The most common screening tests include complete blood count, serum biochemistry profile, and urinalysis.

What can these screening tests tell us?

A) The Complete Blood Count (CBC) provides information about the three different cell types in the blood. These are: red blood cells, which carry oxygen to the tissues, white blood cells, which fight infection and respond to inflammation, and platelets, which help the blood to clot. The CBC provides details about the number, size, and shape of the various cell types, and identifies the presence of abnormal cells. See handout "Complete Blood Count" for further information.

In a pet with decreased appetite and listlessness, some changes that might be seen on the CBC include:

  • anemia (low hemoglobin levels; not enough red blood cells). This could indicate a bleeding disorder, immune mediated disease, nutritional problems, or longstanding systemic disease which is affecting many different body systems at the same time.
  • abnormal numbers of white blood cells. Increases or occasionally decreases in the numbers of white blood cells could indicate underlying inflammation or infection.
  • signs of bone marrow disease. Very high or very low numbers of blood cells together with the presence of abnormal cells in the blood could signal bone marrow disease including leukemia (bone marrow cancer).

B) Serum biochemistry refers to the chemical analysis of serum, which is the pale yellow liquid part of blood that remains after the cells and clotting factors have been removed. Serum contains many substances including enzymes, proteins, lipids (fats), glucose (sugar), hormones, electrolytes, and metabolic waste products. Testing for these substances provides information about the health of various organs and tissues in the body, as well as the metabolic state of the animal. Changes and abnormalities in the biochemistry profile can indicate the presence of specific diseases and can provide clues about other problems. See handout “Serum Biochemistry” for further information.

In a pet that is not eating and seems listless, the serum biochemistry may show changes such as:

  • increased levels of urea and creatinine, suggesting underlying kidney disease.
  • an elevated glucose level (blood sugar), usually a sign of diabetes mellitus (sugar diabetes), especially in a dog.
  • decreased levels of glucose, albumin and urea, possibly indicating liver failure.
  • increased levels of liver enzymes, suggesting liver damage.

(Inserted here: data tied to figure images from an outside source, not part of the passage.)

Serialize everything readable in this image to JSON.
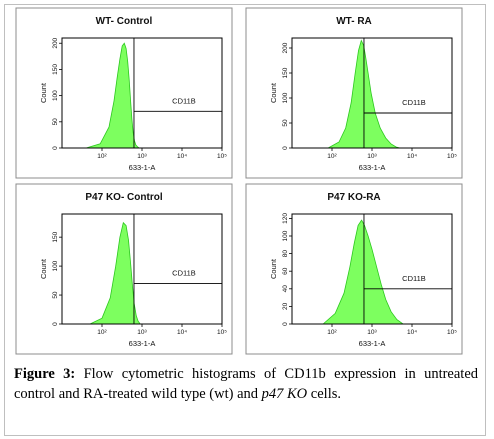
{
  "chart_data": [
    {
      "type": "histogram",
      "title": "WT- Control",
      "xlabel": "633-1-A",
      "ylabel": "Count",
      "xscale": "log",
      "xlim": [
        10,
        100000
      ],
      "xticks": [
        "10²",
        "10³",
        "10⁴",
        "10⁵"
      ],
      "ylim": [
        0,
        210
      ],
      "yticks": [
        "0",
        "50",
        "100",
        "150",
        "200"
      ],
      "gate": {
        "label": "CD11B",
        "x_start": 630,
        "x_end": 100000,
        "y_level": 70
      },
      "fill_color": "#7dff5f",
      "outline_color": "#2cc81e",
      "x": [
        40,
        90,
        150,
        200,
        240,
        280,
        320,
        360,
        400,
        440,
        480,
        520,
        560,
        600,
        650,
        700,
        780,
        850
      ],
      "y": [
        0,
        8,
        40,
        90,
        135,
        170,
        195,
        200,
        190,
        165,
        130,
        90,
        55,
        30,
        14,
        6,
        2,
        0
      ]
    },
    {
      "type": "histogram",
      "title": "WT- RA",
      "xlabel": "633-1-A",
      "ylabel": "Count",
      "xscale": "log",
      "xlim": [
        10,
        100000
      ],
      "xticks": [
        "10²",
        "10³",
        "10⁴",
        "10⁵"
      ],
      "ylim": [
        0,
        220
      ],
      "yticks": [
        "0",
        "50",
        "100",
        "150",
        "200"
      ],
      "gate": {
        "label": "CD11B",
        "x_start": 630,
        "x_end": 100000,
        "y_level": 70
      },
      "fill_color": "#7dff5f",
      "outline_color": "#2cc81e",
      "x": [
        80,
        150,
        220,
        300,
        380,
        460,
        540,
        620,
        700,
        800,
        950,
        1200,
        1600,
        2200,
        3000,
        4000,
        5000
      ],
      "y": [
        0,
        12,
        40,
        90,
        150,
        195,
        215,
        205,
        180,
        150,
        110,
        70,
        40,
        20,
        8,
        2,
        0
      ]
    },
    {
      "type": "histogram",
      "title": "P47 KO- Control",
      "xlabel": "633-1-A",
      "ylabel": "Count",
      "xscale": "log",
      "xlim": [
        10,
        100000
      ],
      "xticks": [
        "10²",
        "10³",
        "10⁴",
        "10⁵"
      ],
      "ylim": [
        0,
        190
      ],
      "yticks": [
        "0",
        "50",
        "100",
        "150"
      ],
      "gate": {
        "label": "CD11B",
        "x_start": 630,
        "x_end": 100000,
        "y_level": 70
      },
      "fill_color": "#7dff5f",
      "outline_color": "#2cc81e",
      "x": [
        50,
        100,
        160,
        220,
        280,
        340,
        400,
        460,
        520,
        580,
        640,
        720,
        800,
        900
      ],
      "y": [
        0,
        10,
        45,
        100,
        150,
        175,
        170,
        145,
        105,
        65,
        35,
        14,
        5,
        0
      ]
    },
    {
      "type": "histogram",
      "title": "P47 KO-RA",
      "xlabel": "633-1-A",
      "ylabel": "Count",
      "xscale": "log",
      "xlim": [
        10,
        100000
      ],
      "xticks": [
        "10²",
        "10³",
        "10⁴",
        "10⁵"
      ],
      "ylim": [
        0,
        125
      ],
      "yticks": [
        "0",
        "20",
        "40",
        "60",
        "80",
        "100",
        "120"
      ],
      "gate": {
        "label": "CD11B",
        "x_start": 630,
        "x_end": 100000,
        "y_level": 40
      },
      "fill_color": "#7dff5f",
      "outline_color": "#2cc81e",
      "x": [
        60,
        120,
        200,
        280,
        360,
        450,
        550,
        650,
        800,
        1000,
        1300,
        1700,
        2200,
        3000,
        4200,
        6000
      ],
      "y": [
        0,
        12,
        35,
        65,
        92,
        112,
        118,
        112,
        100,
        85,
        65,
        45,
        28,
        14,
        5,
        0
      ]
    }
  ],
  "caption": {
    "label": "Figure 3:",
    "text_pre": " Flow cytometric histograms of CD11b expression in untreated control and RA-treated wild type (wt) and ",
    "italic": "p47 KO",
    "text_post": " cells."
  }
}
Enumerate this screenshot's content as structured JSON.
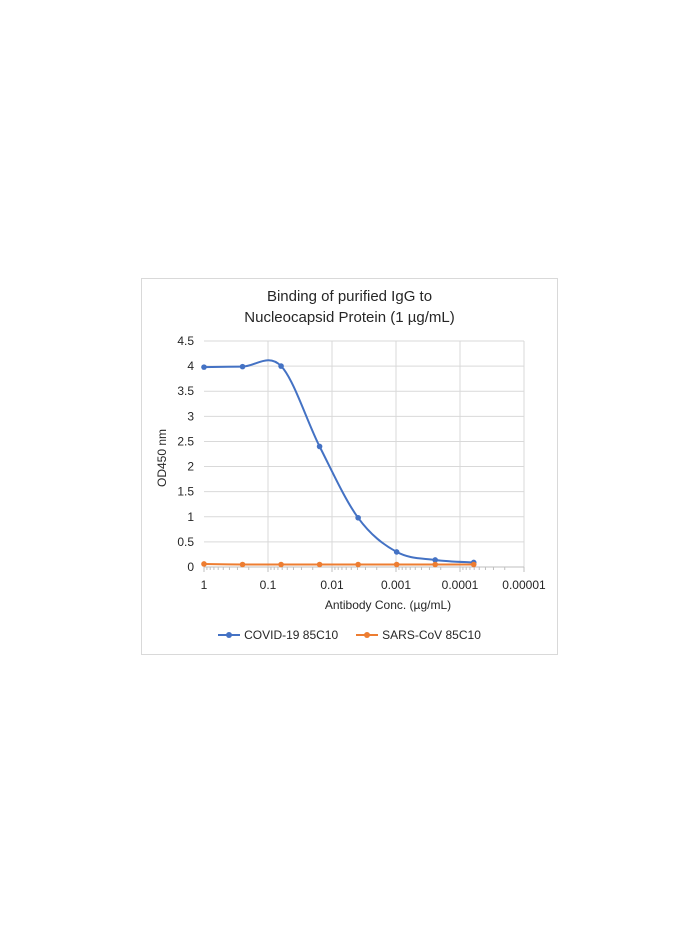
{
  "chart_data": {
    "type": "line",
    "title": [
      "Binding of purified IgG to",
      "Nucleocapsid Protein (1 µg/mL)"
    ],
    "xlabel": "Antibody Conc. (µg/mL)",
    "ylabel": "OD450 nm",
    "x_scale": "log",
    "x_reversed": true,
    "xlim": [
      1,
      1e-05
    ],
    "ylim": [
      0,
      4.5
    ],
    "x_ticks": [
      1,
      0.1,
      0.01,
      0.001,
      0.0001,
      1e-05
    ],
    "x_tick_labels": [
      "1",
      "0.1",
      "0.01",
      "0.001",
      "0.0001",
      "0.00001"
    ],
    "y_ticks": [
      0,
      0.5,
      1,
      1.5,
      2,
      2.5,
      3,
      3.5,
      4,
      4.5
    ],
    "y_tick_labels": [
      "0",
      "0.5",
      "1",
      "1.5",
      "2",
      "2.5",
      "3",
      "3.5",
      "4",
      "4.5"
    ],
    "grid": true,
    "legend_position": "bottom",
    "series": [
      {
        "name": "COVID-19 85C10",
        "color": "#4472c4",
        "smooth": true,
        "x": [
          1,
          0.25,
          0.0625,
          0.015625,
          0.00390625,
          0.0009765625,
          0.000244140625,
          6.103515625e-05
        ],
        "y": [
          3.98,
          3.99,
          4.0,
          2.4,
          0.98,
          0.3,
          0.14,
          0.09
        ]
      },
      {
        "name": "SARS-CoV 85C10",
        "color": "#ed7d31",
        "smooth": true,
        "x": [
          1,
          0.25,
          0.0625,
          0.015625,
          0.00390625,
          0.0009765625,
          0.000244140625,
          6.103515625e-05
        ],
        "y": [
          0.06,
          0.05,
          0.05,
          0.05,
          0.05,
          0.05,
          0.05,
          0.05
        ]
      }
    ]
  }
}
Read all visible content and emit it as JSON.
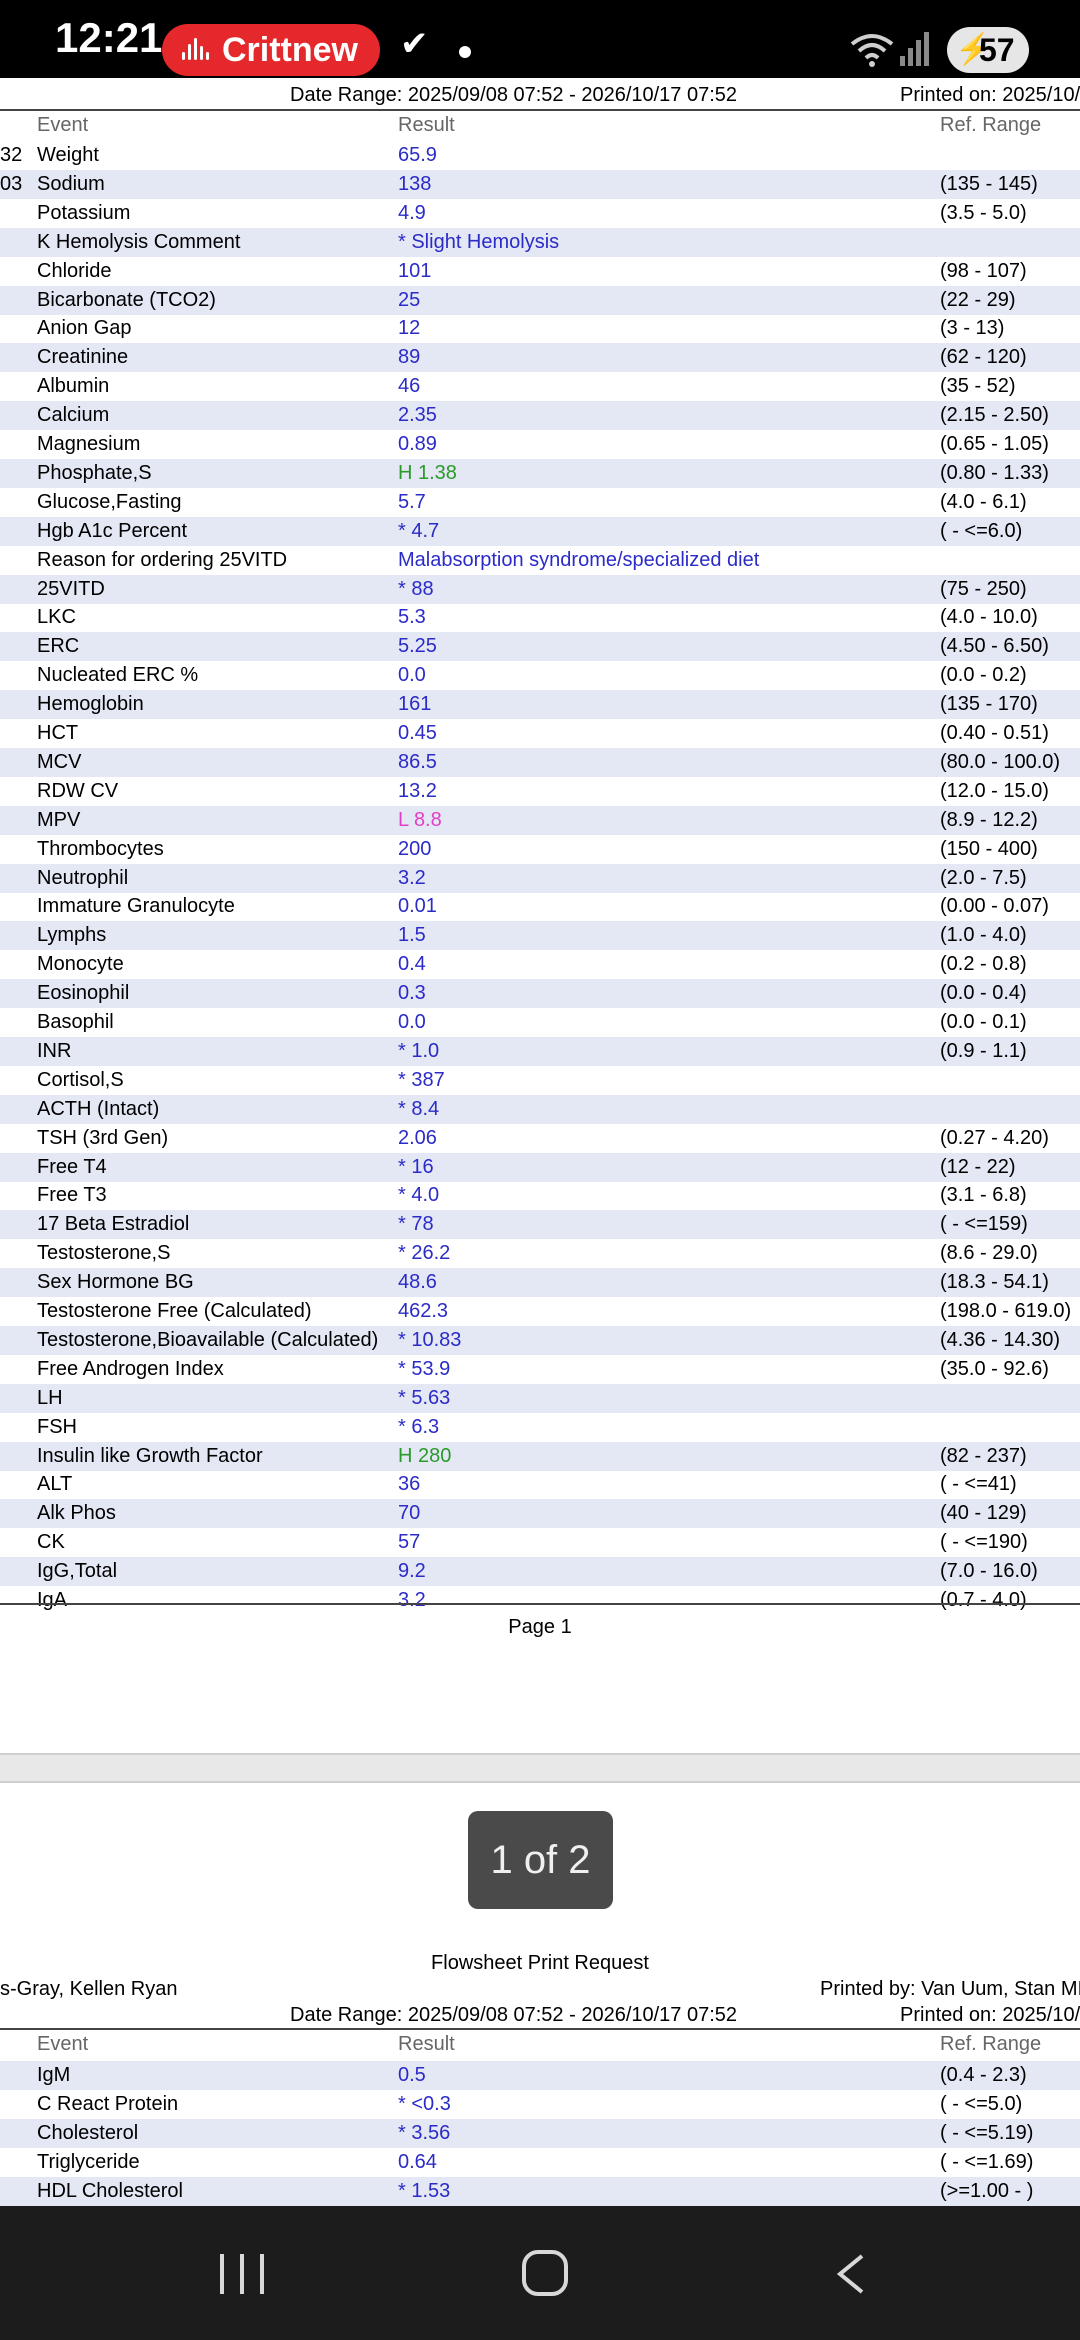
{
  "status_bar": {
    "time": "12:21",
    "recording_label": "Crittnew",
    "battery_percent": "57",
    "icons": [
      "voice-wave-icon",
      "check-icon",
      "dot-icon",
      "wifi-icon",
      "signal-icon",
      "battery-charging-icon"
    ]
  },
  "page1": {
    "date_range": "Date Range: 2025/09/08 07:52 - 2026/10/17 07:52",
    "printed_on": "Printed on: 2025/10/",
    "col_event": "Event",
    "col_result": "Result",
    "col_ref": "Ref. Range",
    "rows": [
      {
        "lead": "32",
        "event": "Weight",
        "result": "65.9",
        "ref": "",
        "flag": ""
      },
      {
        "lead": "03",
        "event": "Sodium",
        "result": "138",
        "ref": "(135 - 145)",
        "flag": ""
      },
      {
        "lead": "",
        "event": "Potassium",
        "result": "4.9",
        "ref": "(3.5 - 5.0)",
        "flag": ""
      },
      {
        "lead": "",
        "event": "K Hemolysis Comment",
        "result": "* Slight Hemolysis",
        "ref": "",
        "flag": ""
      },
      {
        "lead": "",
        "event": "Chloride",
        "result": "101",
        "ref": "(98 - 107)",
        "flag": ""
      },
      {
        "lead": "",
        "event": "Bicarbonate (TCO2)",
        "result": "25",
        "ref": "(22 - 29)",
        "flag": ""
      },
      {
        "lead": "",
        "event": "Anion Gap",
        "result": "12",
        "ref": "(3 - 13)",
        "flag": ""
      },
      {
        "lead": "",
        "event": "Creatinine",
        "result": "89",
        "ref": "(62 - 120)",
        "flag": ""
      },
      {
        "lead": "",
        "event": "Albumin",
        "result": "46",
        "ref": "(35 - 52)",
        "flag": ""
      },
      {
        "lead": "",
        "event": "Calcium",
        "result": "2.35",
        "ref": "(2.15 - 2.50)",
        "flag": ""
      },
      {
        "lead": "",
        "event": "Magnesium",
        "result": "0.89",
        "ref": "(0.65 - 1.05)",
        "flag": ""
      },
      {
        "lead": "",
        "event": "Phosphate,S",
        "result": "H 1.38",
        "ref": "(0.80 - 1.33)",
        "flag": "hi"
      },
      {
        "lead": "",
        "event": "Glucose,Fasting",
        "result": "5.7",
        "ref": "(4.0 - 6.1)",
        "flag": ""
      },
      {
        "lead": "",
        "event": "Hgb A1c Percent",
        "result": "* 4.7",
        "ref": "( - <=6.0)",
        "flag": ""
      },
      {
        "lead": "",
        "event": "Reason for ordering 25VITD",
        "result": "Malabsorption syndrome/specialized diet",
        "ref": "",
        "flag": ""
      },
      {
        "lead": "",
        "event": "25VITD",
        "result": "* 88",
        "ref": "(75 - 250)",
        "flag": ""
      },
      {
        "lead": "",
        "event": "LKC",
        "result": "5.3",
        "ref": "(4.0 - 10.0)",
        "flag": ""
      },
      {
        "lead": "",
        "event": "ERC",
        "result": "5.25",
        "ref": "(4.50 - 6.50)",
        "flag": ""
      },
      {
        "lead": "",
        "event": "Nucleated ERC %",
        "result": "0.0",
        "ref": "(0.0 - 0.2)",
        "flag": ""
      },
      {
        "lead": "",
        "event": "Hemoglobin",
        "result": "161",
        "ref": "(135 - 170)",
        "flag": ""
      },
      {
        "lead": "",
        "event": "HCT",
        "result": "0.45",
        "ref": "(0.40 - 0.51)",
        "flag": ""
      },
      {
        "lead": "",
        "event": "MCV",
        "result": "86.5",
        "ref": "(80.0 - 100.0)",
        "flag": ""
      },
      {
        "lead": "",
        "event": "RDW CV",
        "result": "13.2",
        "ref": "(12.0 - 15.0)",
        "flag": ""
      },
      {
        "lead": "",
        "event": "MPV",
        "result": "L 8.8",
        "ref": "(8.9 - 12.2)",
        "flag": "lo"
      },
      {
        "lead": "",
        "event": "Thrombocytes",
        "result": "200",
        "ref": "(150 - 400)",
        "flag": ""
      },
      {
        "lead": "",
        "event": "Neutrophil",
        "result": "3.2",
        "ref": "(2.0 - 7.5)",
        "flag": ""
      },
      {
        "lead": "",
        "event": "Immature Granulocyte",
        "result": "0.01",
        "ref": "(0.00 - 0.07)",
        "flag": ""
      },
      {
        "lead": "",
        "event": "Lymphs",
        "result": "1.5",
        "ref": "(1.0 - 4.0)",
        "flag": ""
      },
      {
        "lead": "",
        "event": "Monocyte",
        "result": "0.4",
        "ref": "(0.2 - 0.8)",
        "flag": ""
      },
      {
        "lead": "",
        "event": "Eosinophil",
        "result": "0.3",
        "ref": "(0.0 - 0.4)",
        "flag": ""
      },
      {
        "lead": "",
        "event": "Basophil",
        "result": "0.0",
        "ref": "(0.0 - 0.1)",
        "flag": ""
      },
      {
        "lead": "",
        "event": "INR",
        "result": "* 1.0",
        "ref": "(0.9 - 1.1)",
        "flag": ""
      },
      {
        "lead": "",
        "event": "Cortisol,S",
        "result": "* 387",
        "ref": "",
        "flag": ""
      },
      {
        "lead": "",
        "event": "ACTH (Intact)",
        "result": "* 8.4",
        "ref": "",
        "flag": ""
      },
      {
        "lead": "",
        "event": "TSH (3rd Gen)",
        "result": "2.06",
        "ref": "(0.27 - 4.20)",
        "flag": ""
      },
      {
        "lead": "",
        "event": "Free T4",
        "result": "* 16",
        "ref": "(12 - 22)",
        "flag": ""
      },
      {
        "lead": "",
        "event": "Free T3",
        "result": "* 4.0",
        "ref": "(3.1 - 6.8)",
        "flag": ""
      },
      {
        "lead": "",
        "event": "17 Beta Estradiol",
        "result": "* 78",
        "ref": "( - <=159)",
        "flag": ""
      },
      {
        "lead": "",
        "event": "Testosterone,S",
        "result": "* 26.2",
        "ref": "(8.6 - 29.0)",
        "flag": ""
      },
      {
        "lead": "",
        "event": "Sex Hormone BG",
        "result": "48.6",
        "ref": "(18.3 - 54.1)",
        "flag": ""
      },
      {
        "lead": "",
        "event": "Testosterone Free (Calculated)",
        "result": "462.3",
        "ref": "(198.0 - 619.0)",
        "flag": ""
      },
      {
        "lead": "",
        "event": "Testosterone,Bioavailable (Calculated)",
        "result": "* 10.83",
        "ref": "(4.36 - 14.30)",
        "flag": ""
      },
      {
        "lead": "",
        "event": "Free Androgen Index",
        "result": "* 53.9",
        "ref": "(35.0 - 92.6)",
        "flag": ""
      },
      {
        "lead": "",
        "event": "LH",
        "result": "* 5.63",
        "ref": "",
        "flag": ""
      },
      {
        "lead": "",
        "event": "FSH",
        "result": "* 6.3",
        "ref": "",
        "flag": ""
      },
      {
        "lead": "",
        "event": "Insulin like Growth Factor",
        "result": "H 280",
        "ref": "(82 - 237)",
        "flag": "hi"
      },
      {
        "lead": "",
        "event": "ALT",
        "result": "36",
        "ref": "( - <=41)",
        "flag": ""
      },
      {
        "lead": "",
        "event": "Alk Phos",
        "result": "70",
        "ref": "(40 - 129)",
        "flag": ""
      },
      {
        "lead": "",
        "event": "CK",
        "result": "57",
        "ref": "( - <=190)",
        "flag": ""
      },
      {
        "lead": "",
        "event": "IgG,Total",
        "result": "9.2",
        "ref": "(7.0 - 16.0)",
        "flag": ""
      },
      {
        "lead": "",
        "event": "IgA",
        "result": "3.2",
        "ref": "(0.7 - 4.0)",
        "flag": ""
      }
    ],
    "page_label": "Page 1"
  },
  "page_indicator": "1 of 2",
  "page2": {
    "title": "Flowsheet Print Request",
    "patient": "s-Gray, Kellen Ryan",
    "printed_by": "Printed by: Van Uum, Stan  MI",
    "date_range": "Date Range: 2025/09/08 07:52 - 2026/10/17 07:52",
    "printed_on": "Printed on: 2025/10/",
    "col_event": "Event",
    "col_result": "Result",
    "col_ref": "Ref. Range",
    "rows": [
      {
        "lead": "",
        "event": "IgM",
        "result": "0.5",
        "ref": "(0.4 - 2.3)",
        "flag": ""
      },
      {
        "lead": "",
        "event": "C React Protein",
        "result": "* <0.3",
        "ref": "( - <=5.0)",
        "flag": ""
      },
      {
        "lead": "",
        "event": "Cholesterol",
        "result": "* 3.56",
        "ref": "( - <=5.19)",
        "flag": ""
      },
      {
        "lead": "",
        "event": "Triglyceride",
        "result": "0.64",
        "ref": "( - <=1.69)",
        "flag": ""
      },
      {
        "lead": "",
        "event": "HDL Cholesterol",
        "result": "* 1.53",
        "ref": "(>=1.00 - )",
        "flag": ""
      }
    ]
  },
  "nav_bar": {
    "icons": [
      "recents-icon",
      "home-icon",
      "back-icon"
    ]
  }
}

C) Urinalysis is a simple test that analyses the physical and chemical composition of urine. It measures how well the kidneys are working, identifies inflammation and infection in the urinary system, and helps to detect diabetes and other metabolic disturbances. Urinalysis is important for the proper interpretation of the serum biochemistry profile and should be done at the same time as blood testing. See handout “Urinalysis” for further information.

In a pet that is listless and not eating well, the urinalysis may show signs of:

  • kidney disease.
  • bladder infection.
  • cancer of the kidneys, bladder, or reproductive system.

 Will further testing be required?

Screening tests may provide a diagnosis but further testing will likely be recommended. Depending on the results of a pet’s history, physical examination, and screening tests, some of these additional tests could include:

  • serum thyroxine (total T4) test in dogs suspected of having hypothyroidism (low thyroid function).
  • pancreatic specific lipase immunoreactivity (PLI) if pancreatitis is suspected, especially in cats.
  • ACTH stimulation test if the screening tests suggest hypoadrenocorticism (Addison's disease). See handouts “Addison’s Disease in Dogs”, “Addison’s Disease in Cats” and “Serum ACTH” for further information.
  • liver function tests such as pre- and post-prandial serum bile acid test if liver damage is suspected. See handout “Bile Acid Test” for further information.

Additional testing may involve:

  • radiographs (X-rays) or ultrasound to evaluate the heart lungs, liver, kidneys, pancreas, or bowel, and to look for cancer.
  • bacterial culture and sensitivity to detect bacterial infections.
  • tests for specific infectious diseases such as feline leukemia virus or feline immunodeficiency virus in cats, or Lyme disease in dogs.
  • tests for immune mediated disease.
  • tests for anemia such as fecal occult blood, blood iron studies, bone marrow evaluation.